(The Day I Met the Biggest Hillbillies in Existence, Almost Got Barbecued, and Agreed to Flash an Old Pervert. KILL ME.)
I AM LOSING MY FREAKING MIND.
Like, I thought meeting Goku was bad. I thought shooting a kid in the face and him walking it off was the worst thing that could happen. I thought sleeping next to a feral child who used me as a pillow was the lowest point of my life. BUT NO.
TODAY, I MET THE BIGGEST BUNCH OF BACKWOODS HILLBILLIES EVER, AND I THINK I LOST BRAIN CELLS JUST BY BEING NEAR THEM.
First of all, we roll up to this mountain, and guess what? IT'S ON FIRE. Like, the whole thing! Like, who just lives on top of a BLAZING DEATH TRAP and thinks that's normal?!

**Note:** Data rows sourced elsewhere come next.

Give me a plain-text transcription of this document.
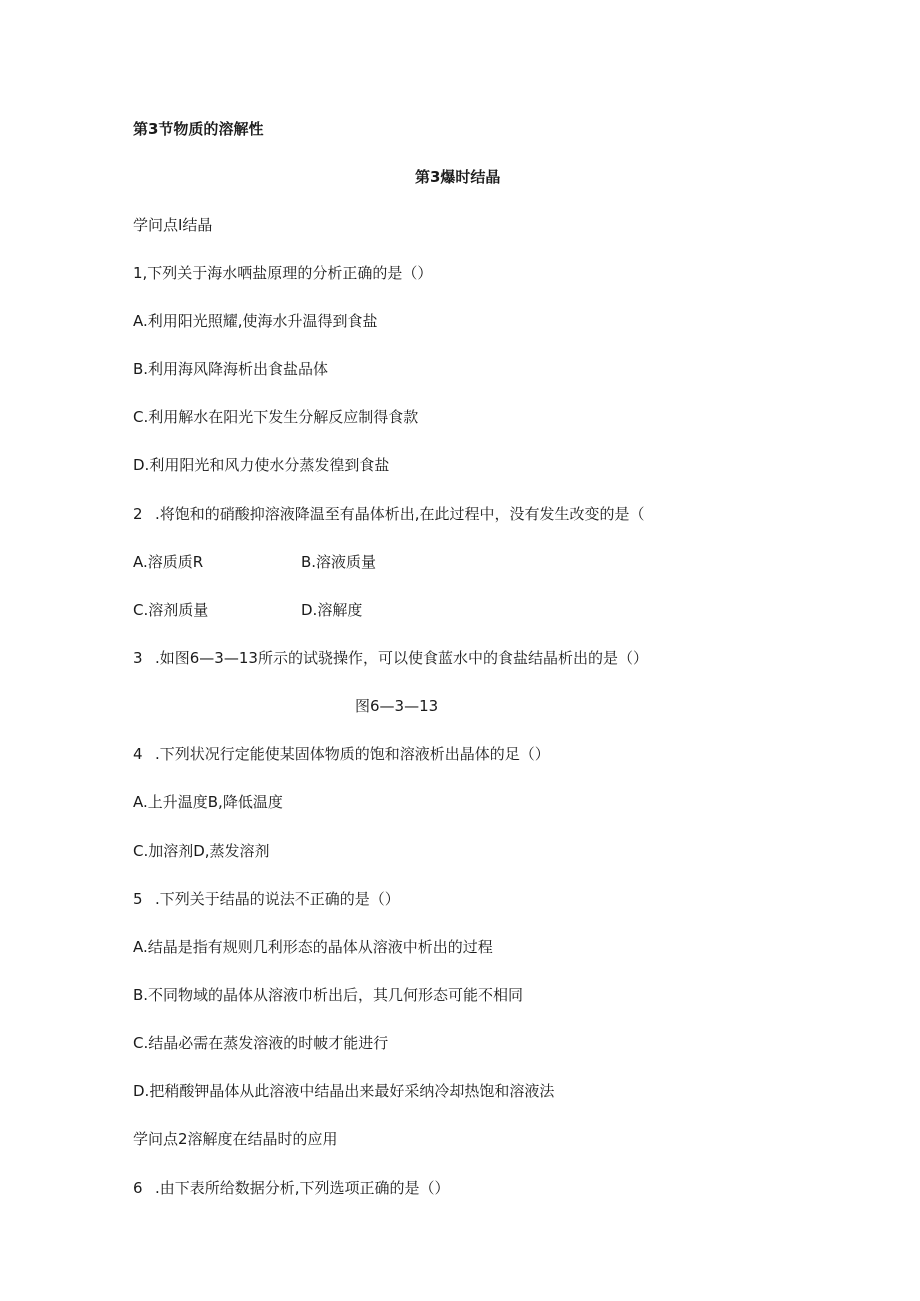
第3节物质的溶解性
第3爆时结晶
学问点I结晶
1,下列关于海水哂盐原理的分析正确的是（）
A.利用阳光照耀,使海水升温得到食盐
B.利用海风降海析出食盐品体
C.利用解水在阳光下发生分解反应制得食款
D.利用阳光和风力使水分蒸发徨到食盐
2 .将饱和的硝酸抑溶液降温至有晶体析出,在此过程中，没有发生改变的是（
A.溶质质R	B.溶液质量
C.溶剂质量	D.溶解度
3 .如图6—3—13所示的试骁操作，可以使食蓝水中的食盐结晶析出的是（）
图6—3—13
4 .下列状况行定能使某固体物质的饱和溶液析出晶体的足（）
A.上升温度B,降低温度
C.加溶剂D,蒸发溶剂
5 .下列关于结晶的说法不正确的是（）
A.结晶是指有规则几利形态的晶体从溶液中析出的过程
B.不同物域的晶体从溶液巾析出后，其几何形态可能不相同
C.结晶必需在蒸发溶液的时帔才能进行
D.把稍酸钾晶体从此溶液中结晶出来最好采纳冷却热饱和溶液法
学问点2溶解度在结晶时的应用
6 .由下表所给数据分析,下列选项正确的是（）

Oh, but then the biggest caveman I have EVER SEEN starts swinging an axe at us. This dude is built like a whole apartment complex, and he's just screaming about "intruders" and how he's gonna split us in half. HELLO?! WE'RE KIDS! (Well, I'm a teenager, which is practically an adult, but still.)

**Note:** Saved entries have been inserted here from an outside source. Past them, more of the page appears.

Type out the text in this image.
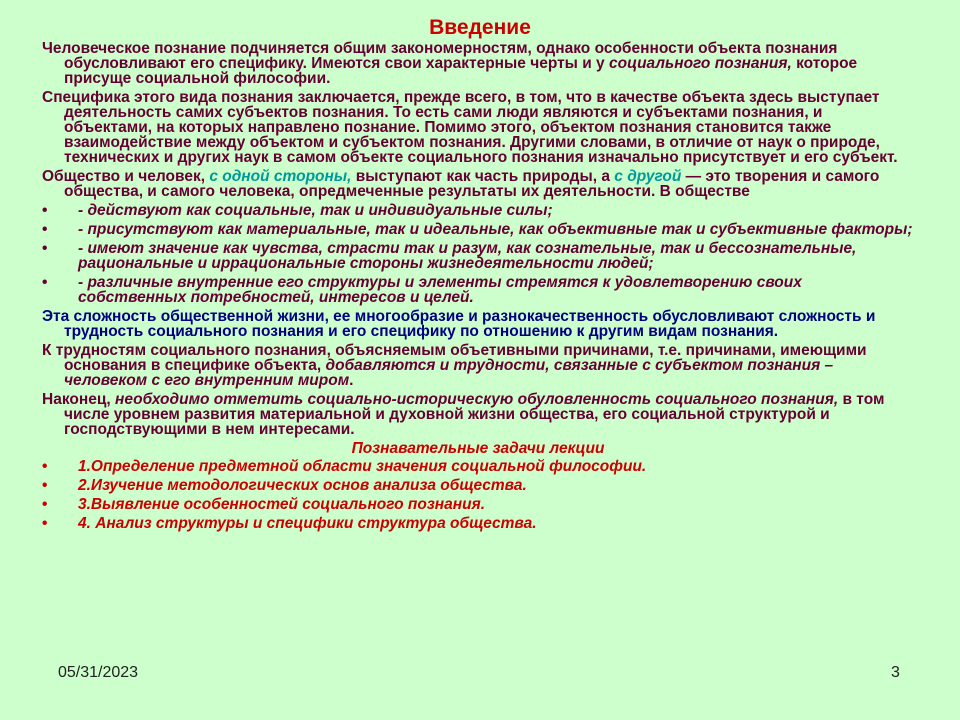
Введение

Человеческое познание подчиняется общим закономерностям, однако особенности объекта познания обусловливают его специфику. Имеются свои характерные черты и у социального познания, которое присуще социальной философии.

Специфика этого вида познания заключается, прежде всего, в том, что в качестве объекта здесь выступает деятельность самих субъектов познания. То есть сами люди являются и субъектами познания, и объектами, на которых направлено познание. Помимо этого, объектом познания становится также взаимодействие между объектом и субъектом познания. Другими словами, в отличие от наук о природе, технических и других наук в самом объекте социального познания изначально присутствует и его субъект.

Общество и человек, с одной стороны, выступают как часть природы, а с другой — это творения и самого общества, и самого человека, опредмеченные результаты их деятельности. В обществе

• - действуют как социальные, так и индивидуальные силы;
• - присутствуют как материальные, так и идеальные, как объективные так и субъективные факторы;
• - имеют значение как чувства, страсти так и разум, как сознательные, так и бессознательные, рациональные и иррациональные стороны жизнедеятельности людей;
• - различные внутренние его структуры и элементы стремятся к удовлетворению своих собственных потребностей, интересов и целей.

Эта сложность общественной жизни, ее многообразие и разнокачественность обусловливают сложность и трудность социального познания и его специфику по отношению к другим видам познания.

К трудностям социального познания, объясняемым объетивными причинами, т.е. причинами, имеющими основания в специфике объекта, добавляются и трудности, связанные с субъектом познания – человеком с его внутренним миром.

Наконец, необходимо отметить социально-историческую обуловленность социального познания, в том числе уровнем развития материальной и духовной жизни общества, его социальной структурой и господствующими в нем интересами.

Познавательные задачи лекции
• 1.Определение предметной области значения социальной философии.
• 2.Изучение методологических основ анализа общества.
• 3.Выявление особенностей социального познания.
• 4. Анализ структуры и специфики структура общества.
05/31/2023	3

AND THEN—OH MY KAMI—I meet his daughter.
I just—words fail me.
This girl is riding a whole dinosaur like it's a Vespa and hurling laser boomerangs at us while screaming something about "husbands" and "honor." And the SECOND she lays eyes on Goku, she's all "Ooooh, he's cute!"
SWEETIE, HE HASN'T SHOWERED SINCE BIRTH.
And then she starts giggling about marrying him because, apparently, one mountain hick recognizes another, and I am so done.

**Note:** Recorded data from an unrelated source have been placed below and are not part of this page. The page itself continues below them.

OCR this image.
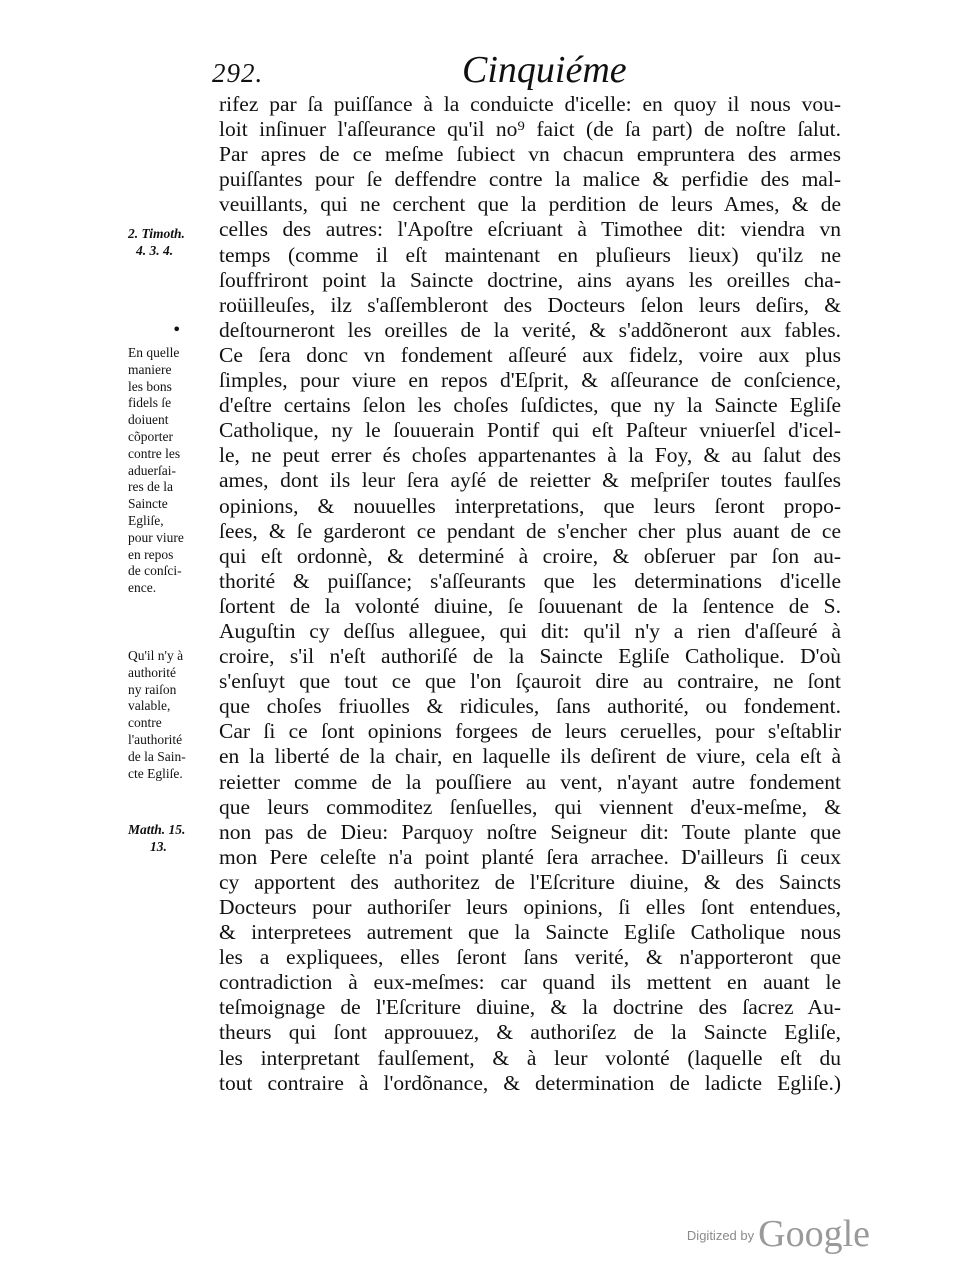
292.	Cinquiéme
rifez par ſa puiſſance à la conduicte d'icelle: en quoy il nous vou-
loit inſinuer l'aſſeurance qu'il no⁹ faict (de ſa part) de noſtre ſalut.
Par apres de ce meſme ſubiect vn chacun empruntera des armes
puiſſantes pour ſe deffendre contre la malice & perfidie des mal-
veuillants, qui ne cerchent que la perdition de leurs Ames, & de
celles des autres: l'Apoſtre eſcriuant à Timothee dit: viendra vn
temps (comme il eſt maintenant en pluſieurs lieux) qu'ilz ne
ſouffriront point la Saincte doctrine, ains ayans les oreilles cha-
roüilleuſes, ilz s'aſſembleront des Docteurs ſelon leurs deſirs, &
deſtourneront les oreilles de la verité, & s'addõneront aux fables.
Ce ſera donc vn fondement aſſeuré aux fidelz, voire aux plus
ſimples, pour viure en repos d'Eſprit, & aſſeurance de conſcience,
d'eſtre certains ſelon les choſes ſuſdictes, que ny la Saincte Egliſe
Catholique, ny le ſouuerain Pontif qui eſt Paſteur vniuerſel d'icel-
le, ne peut errer és choſes appartenantes à la Foy, & au ſalut des
ames, dont ils leur ſera ayſé de reietter & meſpriſer toutes faulſes
opinions, & nouuelles interpretations, que leurs ſeront propo-
ſees, & ſe garderont ce pendant de s'encher cher plus auant de ce
qui eſt ordonnè, & determiné à croire, & obſeruer par ſon au-
thorité & puiſſance; s'aſſeurants que les determinations d'icelle
ſortent de la volonté diuine, ſe ſouuenant de la ſentence de S.
Auguſtin cy deſſus alleguee, qui dit: qu'il n'y a rien d'aſſeuré à
croire, s'il n'eſt authoriſé de la Saincte Egliſe Catholique. D'où
s'enſuyt que tout ce que l'on ſçauroit dire au contraire, ne ſont
que choſes friuolles & ridicules, ſans authorité, ou fondement.
Car ſi ce ſont opinions forgees de leurs ceruelles, pour s'eſtablir
en la liberté de la chair, en laquelle ils deſirent de viure, cela eſt à
reietter comme de la pouſſiere au vent, n'ayant autre fondement
que leurs commoditez ſenſuelles, qui viennent d'eux-meſme, &
non pas de Dieu: Parquoy noſtre Seigneur dit: Toute plante que
mon Pere celeſte n'a point planté ſera arrachee. D'ailleurs ſi ceux
cy apportent des authoritez de l'Eſcriture diuine, & des Saincts
Docteurs pour authoriſer leurs opinions, ſi elles ſont entendues,
& interpretees autrement que la Saincte Egliſe Catholique nous
les a expliquees, elles ſeront ſans verité, & n'apporteront que
contradiction à eux-meſmes: car quand ils mettent en auant le
teſmoignage de l'Eſcriture diuine, & la doctrine des ſacrez Au-
theurs qui ſont approuuez, & authoriſez de la Saincte Egliſe,
les interpretant faulſement, & à leur volonté (laquelle eſt du
tout contraire à l'ordõnance, & determination de ladicte Egliſe.)
2. Timoth.
4. 3. 4.
•
En quelle
maniere
les bons
fidels ſe
doiuent
cõporter
contre les
aduerſai-
res de la
Saincte
Egliſe,
pour viure
en repos
de conſci-
ence.
Qu'il n'y à
authorité
ny raiſon
valable,
contre
l'authorité
de la Sain-
cte Egliſe.
Matth. 15.
13.
$^{Digitized by}$ Google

Oh, and guess what? Her dad? The fire-castle guy? YEAH, HE ACTUALLY KNOWS THE GUY WE NEED TO FIND—Master Roshi, that creepy old hermit. But do we get to just ask him to put out the fire? NOOOOO.
We have to find him first. And he lives on some tiny island in the middle of the ocean because of course he does.
This journey is literally trying to kill me.